Ebook RAG & Semantic Search
Each chapter becomes a coherent retrievable chunk with explicit boundaries — embed by chapter or by heading section, not by an arbitrary 512-token window that splits a sentence in two.
Accessibility Tooling
Generate audio versions, large-print exports, or simplified-language renderings. Structural blocks survive the conversion, so chapter boundaries and headings remain intact in the output.
Format Migration
Convert EPUB to Markdown, HTML, or DOCX while preserving chapter structure, headings, lists, and image references. See HTML parsing for the inverse direction.
Browser-Based Library Tools
Drop an EPUB into the Workbench — the parser runs in WebAssembly, the file never leaves the browser. Useful for personal library curation without uploading purchased books.
Citation & Quote Extraction
Walk the chapter tree to extract every quotation, every blockquote, or every section heading for citation databases, study guides, or literary analysis pipelines.
Try It
Workbench (in-browser)
Drop an EPUB file into the Workbench — parsing runs in WebAssembly with the same AILANG parser used by the CLI. No upload, no signup.
CLI
# Parse an EPUB file
./bin/docparse book.epub
# Convert EPUB to Markdown
./bin/docparse book.epub --convert book.md
# Convert EPUB to HTML
./bin/docparse book.epub --convert book.html
API
curl -X POST https://docparse.ailang.sunholo.com/api/v1/parse \
-H "Content-Type: application/json" \
-d '{"filepath":"book.epub","outputFormat":"json","apiKey":"YOUR_API_KEY"}'
Parse in Browser API Reference
Frequently Asked Questions
How do I parse an EPUB file to JSON?
Are chapters parsed in reading order?
Yes. The OPF spine defines canonical reading order. AILANG Parse follows the spine and emits each chapter as a SectionBlock in that order, even when the underlying filenames are arbitrary.

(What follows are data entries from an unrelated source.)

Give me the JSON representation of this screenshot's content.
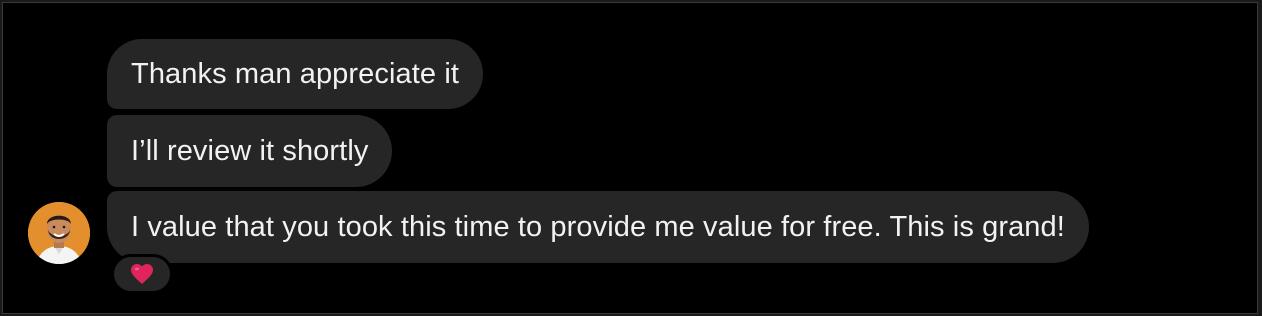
{
  "conversation": {
    "messages": [
      {
        "text": "Thanks man appreciate it"
      },
      {
        "text": "I’ll review it shortly"
      },
      {
        "text": "I value that you took this time to provide me value for free. This is grand!"
      }
    ],
    "reaction": {
      "icon": "red-heart-icon",
      "color": "#e0245e"
    },
    "avatar": {
      "icon": "profile-photo",
      "background": "#e38f2e"
    }
  },
  "colors": {
    "background": "#000000",
    "bubble": "#262626",
    "text": "#f2f2f2"
  }
}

Does EPUB parsing need Calibre or any external tool?
No. The parser is pure AILANG. Container, OPF, and chapter XHTML are all read directly from the .epub zip archive.
What metadata is extracted from EPUB?
Dublin Core fields from the OPF: dc:title, dc:creator, dc:language, dc:identifier (ISBN), dc:date, dc:publisher.
Does EPUB parsing run in the browser?
Yes. The same AILANG parser used by the CLI compiles to WebAssembly. Files never leave the browser tab.